Intimidation in the Business World
Intimidation is a time-honored and trusted tool used by many managers in business. It’s objective is to extract desired employee behavior in the workplace. The problem is that intimidation stokes the flames of fear in those subject to its use, creating uncertainty, apprehension and paralyzing action. In truth, only the fearless are immune to intimidation, but to be fearless is irrational.
All of us have some level of fear in the workplace. We worry about not getting that raise or promotion; about being blamed when things go wrong or becoming a victim of downsizing. All too many managers exploit these fears to intimidate the worker into compliance. Intimidation can be blunt and blatant or surreptitious, but it is ultimately folly to use it because it robs victims of the ability to perform at peak levels.
We can’t eliminate the effort to intimidate us, but we can recognize that when an individual attempts to lead by relying on intimidation – Trump and McCarthy – it comes out of a feeling of weakness and insecurity, not strength and confidence. The key to surviving the intimidator is to recognize it for what it is: an attempt to bulldoze and browbeat you into submission, from a position of weakness not strength. Once you recognize the reason why some feel the need to bully and intimidate, you are well on your way to thwarting its impact.

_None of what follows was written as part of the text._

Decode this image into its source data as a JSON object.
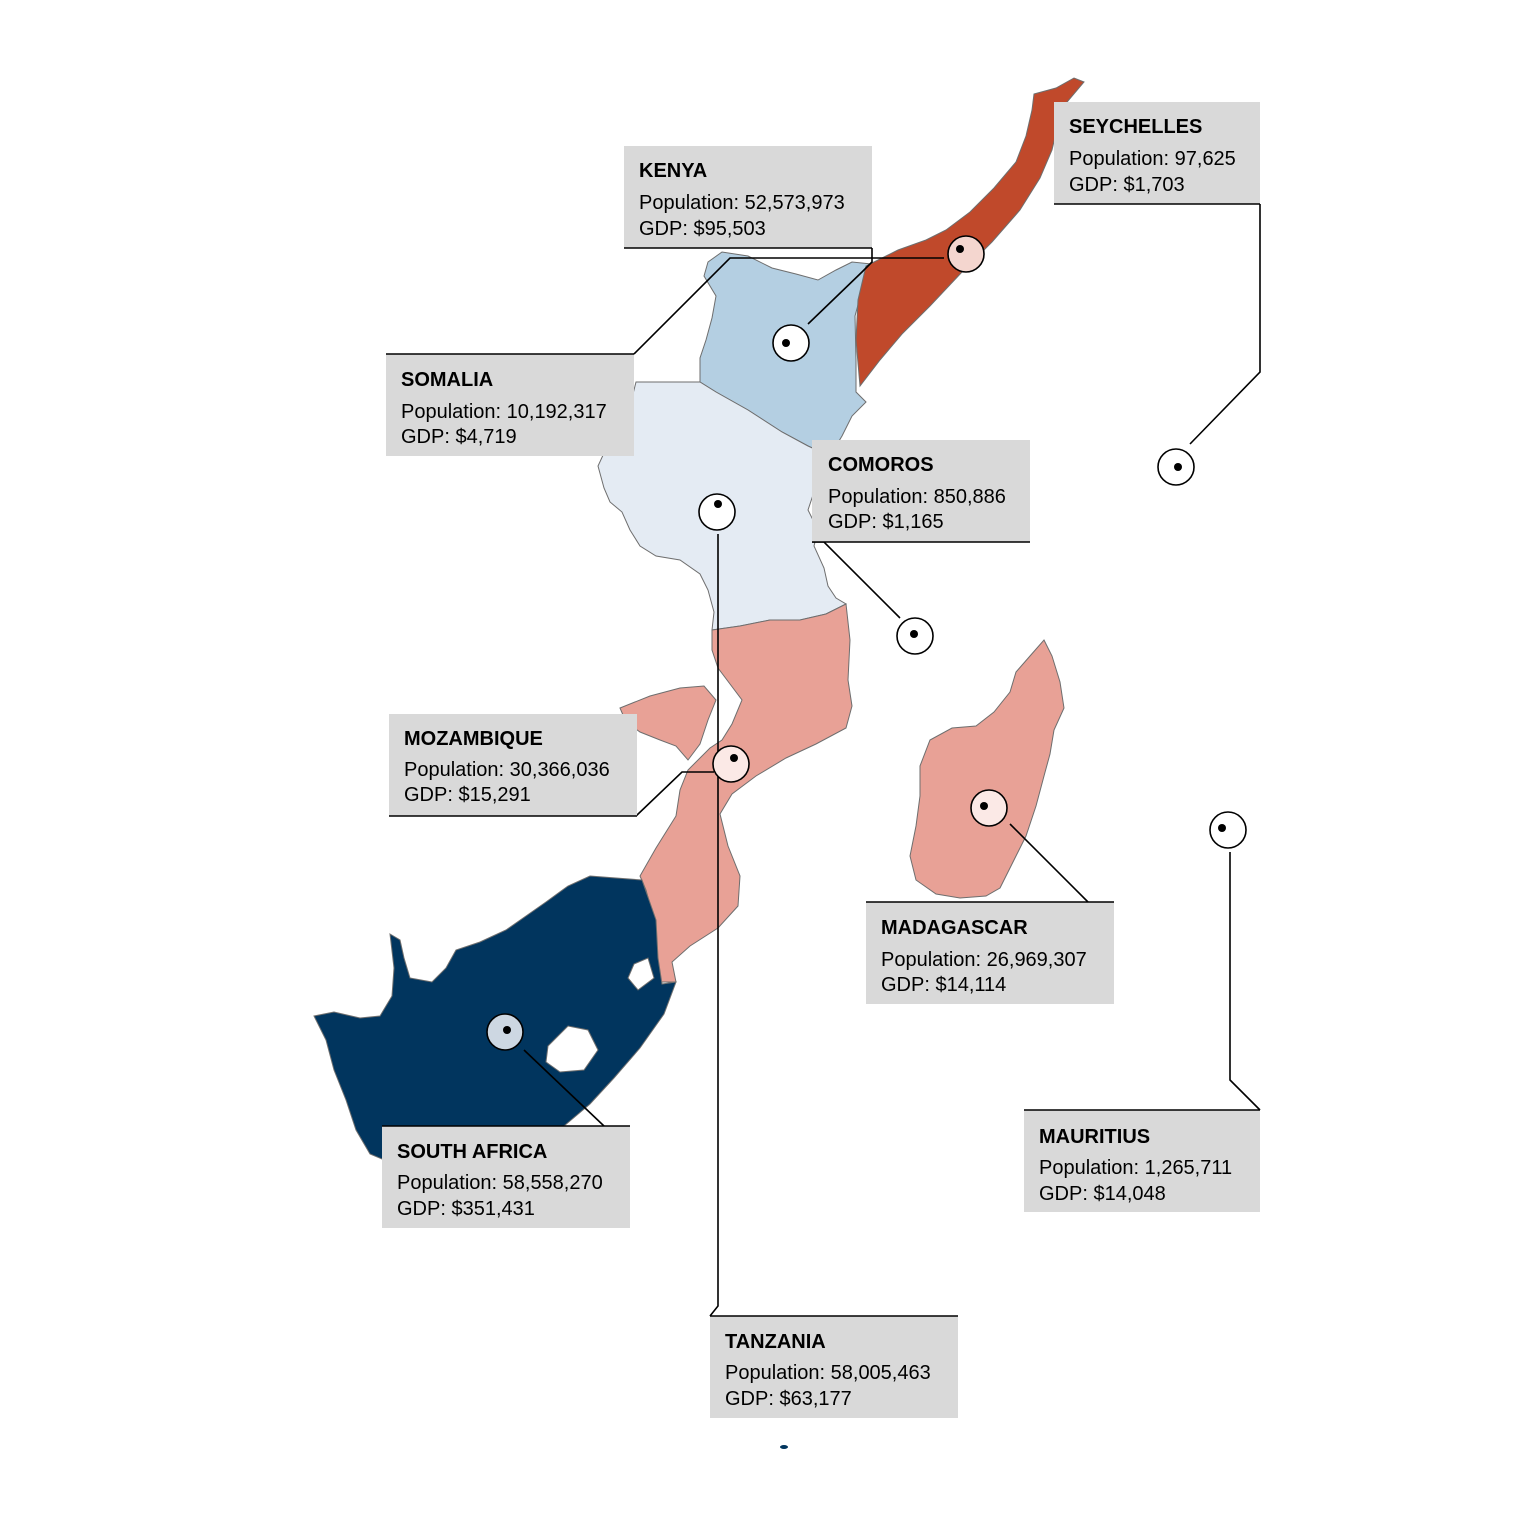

The trait of any bully is to keep pushing so long as they think they can continue to get away with it. On the other hand, as soon as the intimidator realizes you will not be intimidated, then the whole relationship will change. Like a schoolyard bully, the only way to overcome their intimidation is to call them out. Just as Welch called out McCarthy, even though very powerful people – including a president – were intimidated and afraid to act, any bully will slink away when intimidation is thrown their way.
It worked on McCarthy, it would work on Trump and it will work for you, once you recognize the real weakness in intimidation and are willing to stand up and call it out. Don’t be intimidated; just do it!